Папа разлил коньяк, они соприкоснулись стеклом, проглотили и на долгое время обо мне забыли.
Выпив, папа всегда принимался травить одни и те же байки и сам над ними хохотал, недоуменно поглядывая на маму, которой они все были давно известны. Что говорить, даже я знала его репертуар наизусть. Но в тот вечер я самозабвенно поглощала шоколадку, пользуясь тем, что мама сидит, прикрыв глаза ладонями, и отрывает их только для того, чтобы опорожнить бокал.
— Тебе вообще неинтересно? — вдруг спросил папа.
— Что? — спросила мама.
— Если я в чем-то виноват, я прошу прощения. — Он великодушно отвел глаза.
— Если?.. — Мама, напротив, длинно на него смотрела.
— Я хочу жить нормальной жизнью. — Несколько противореча себе, папа потянулся за бутылкой и плеснул коньяк в свой пустой бокал и наполненный почти до краев мамин.
— Живи. — Мама переместила взор на шоколадку. — Это кто столько съел? — с искренним ужасом крикнула она.
Я смутно помню, как продолжился вечер. Кажется, я обожралась.

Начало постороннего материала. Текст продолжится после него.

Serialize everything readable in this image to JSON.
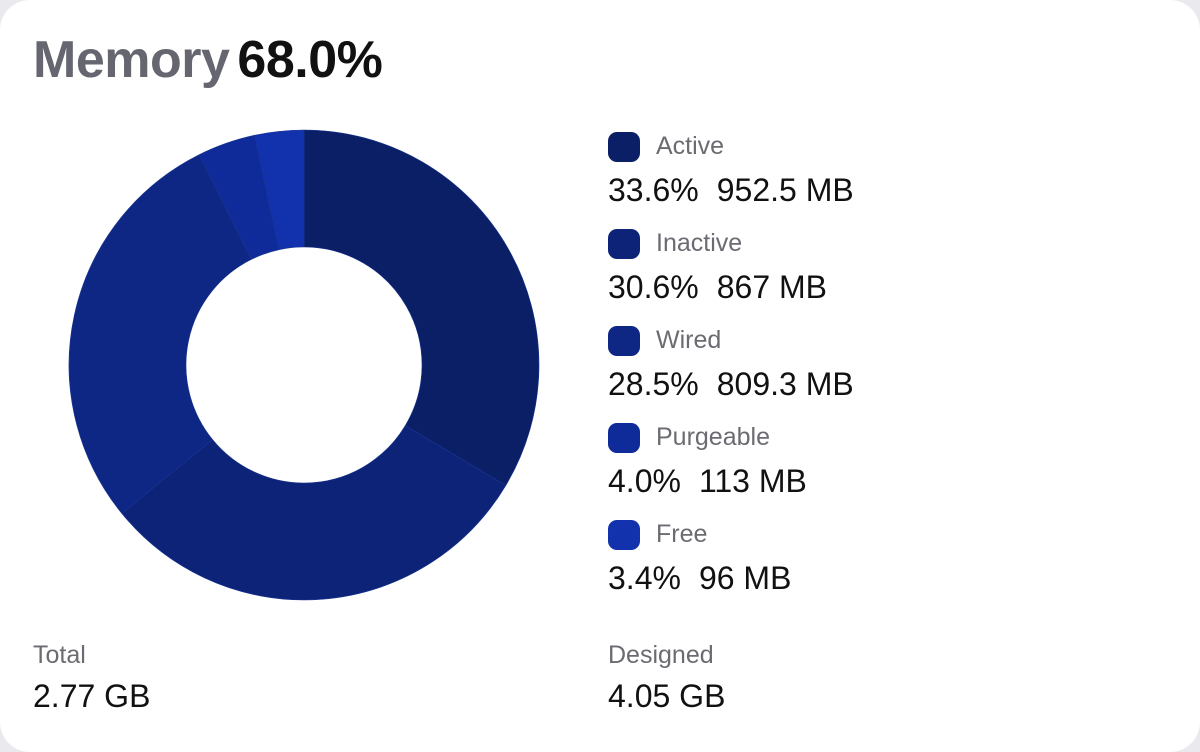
{
  "header": {
    "label": "Memory",
    "value": "68.0%"
  },
  "chart_data": {
    "type": "pie",
    "slices": [
      {
        "name": "Active",
        "percent_label": "33.6%",
        "size_label": "952.5 MB",
        "value": 952.5,
        "color": "#0a1f66"
      },
      {
        "name": "Inactive",
        "percent_label": "30.6%",
        "size_label": "867 MB",
        "value": 867,
        "color": "#0c2378"
      },
      {
        "name": "Wired",
        "percent_label": "28.5%",
        "size_label": "809.3 MB",
        "value": 809.3,
        "color": "#0e2785"
      },
      {
        "name": "Purgeable",
        "percent_label": "4.0%",
        "size_label": "113 MB",
        "value": 113,
        "color": "#0f2b99"
      },
      {
        "name": "Free",
        "percent_label": "3.4%",
        "size_label": "96 MB",
        "value": 96,
        "color": "#1232ad"
      }
    ]
  },
  "stats": {
    "total": {
      "label": "Total",
      "value": "2.77 GB"
    },
    "designed": {
      "label": "Designed",
      "value": "4.05 GB"
    }
  }
}
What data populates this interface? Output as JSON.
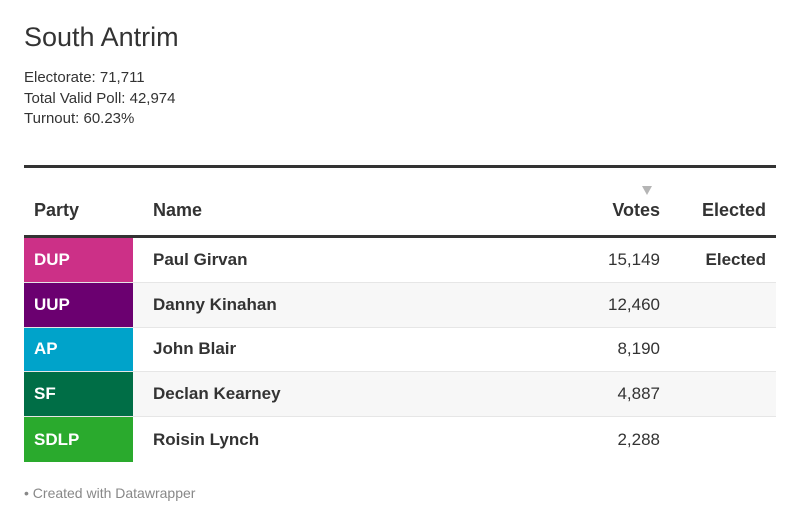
{
  "title": "South Antrim",
  "stats": {
    "electorate": "Electorate: 71,711",
    "total_valid_poll": "Total Valid Poll: 42,974",
    "turnout": "Turnout: 60.23%"
  },
  "chart_data": {
    "type": "table",
    "columns": [
      "Party",
      "Name",
      "Votes",
      "Elected"
    ],
    "sorted_by": "Votes",
    "rows": [
      {
        "party": "DUP",
        "name": "Paul Girvan",
        "votes": "15,149",
        "elected": "Elected",
        "color": "#cc3087"
      },
      {
        "party": "UUP",
        "name": "Danny Kinahan",
        "votes": "12,460",
        "elected": "",
        "color": "#6b0070"
      },
      {
        "party": "AP",
        "name": "John Blair",
        "votes": "8,190",
        "elected": "",
        "color": "#00a3ca"
      },
      {
        "party": "SF",
        "name": "Declan Kearney",
        "votes": "4,887",
        "elected": "",
        "color": "#006e46"
      },
      {
        "party": "SDLP",
        "name": "Roisin Lynch",
        "votes": "2,288",
        "elected": "",
        "color": "#2aaa2d"
      }
    ]
  },
  "footer": "• Created with Datawrapper"
}
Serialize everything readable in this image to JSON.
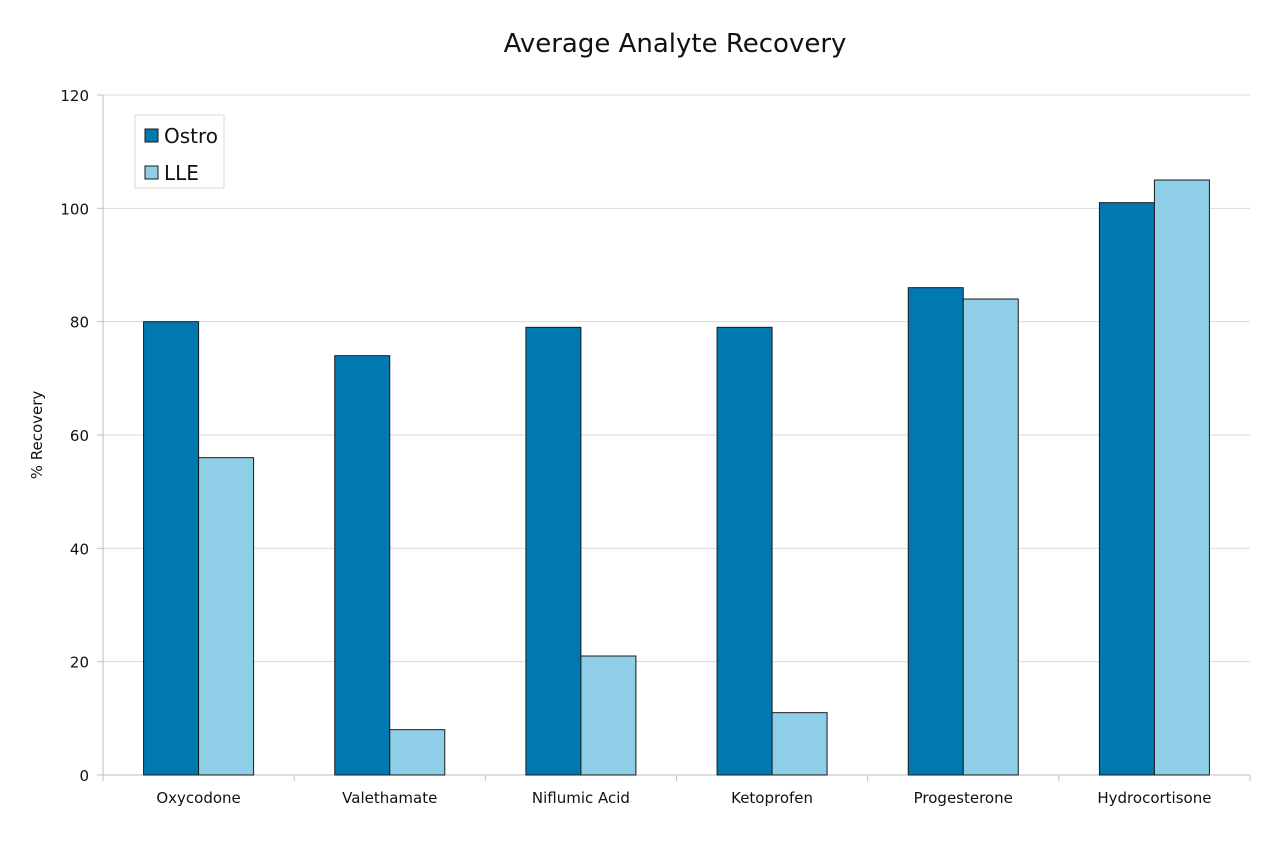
{
  "chart_data": {
    "type": "bar",
    "title": "Average Analyte Recovery",
    "xlabel": "",
    "ylabel": "% Recovery",
    "ylim": [
      0,
      120
    ],
    "yticks": [
      0,
      20,
      40,
      60,
      80,
      100,
      120
    ],
    "grid": true,
    "legend_position": "top-left",
    "categories": [
      "Oxycodone",
      "Valethamate",
      "Niflumic Acid",
      "Ketoprofen",
      "Progesterone",
      "Hydrocortisone"
    ],
    "series": [
      {
        "name": "Ostro",
        "color": "#0079b1",
        "values": [
          80,
          74,
          79,
          79,
          86,
          101
        ]
      },
      {
        "name": "LLE",
        "color": "#8ecfe7",
        "values": [
          56,
          8,
          21,
          11,
          84,
          105
        ]
      }
    ]
  }
}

Мама впихнула в меня две таблетки фестала, помыла и отнесла в кровать, — я слышала журчание разговора на кухне, а потом вырубилась. Проснулась я снова от криков, уже ночью, и даже в какую-то секунду позавидовала маминому склочному упорству, хотя, не спорю, очевидно, у нее были свои неопровержимые мотивы, но быстро успокоилась. Крики звучали в спальне — мама вообще была необычайно громкой по ночам: если снился кошмар — кричала, если над ней работал папа — стонала, визжала и ахала. Я по-доброму завидовала папе: не всякому случится заиметь женщину, в постели с которой ты слышишь голоса, и вздохи, и надежды десятков других женщин.
Звуковые волны не умирают. Они без конца курсируют туда-сюда. Все, что мы изрекаем, бессмертно. Наше жалкое, бесполезное блеяние кругами носится по Галактике, и продолжается это целую вечность.
С тех пор как мы начали спать в разных комнатах, я приобрела устойчивую привычку, чуть продрав глаза, бежать к маме. Просыпалась я, по ее меркам, рано, будила, и она с неохотой пускала меня себе под бок, под одеяло. Я лежала, вглядывалась в ее очень тонкое, с порочными впадинами щек лицо, рассматривала резную спинку кровати, считала виноградинки на деревянной лозе и незаметно для себя засыпала.
Утром мама сетовала, что, только она заснет, я тут же к ней переползаю — она, скорее всего, не помнила, что в ее постели я появлялась ранним утром.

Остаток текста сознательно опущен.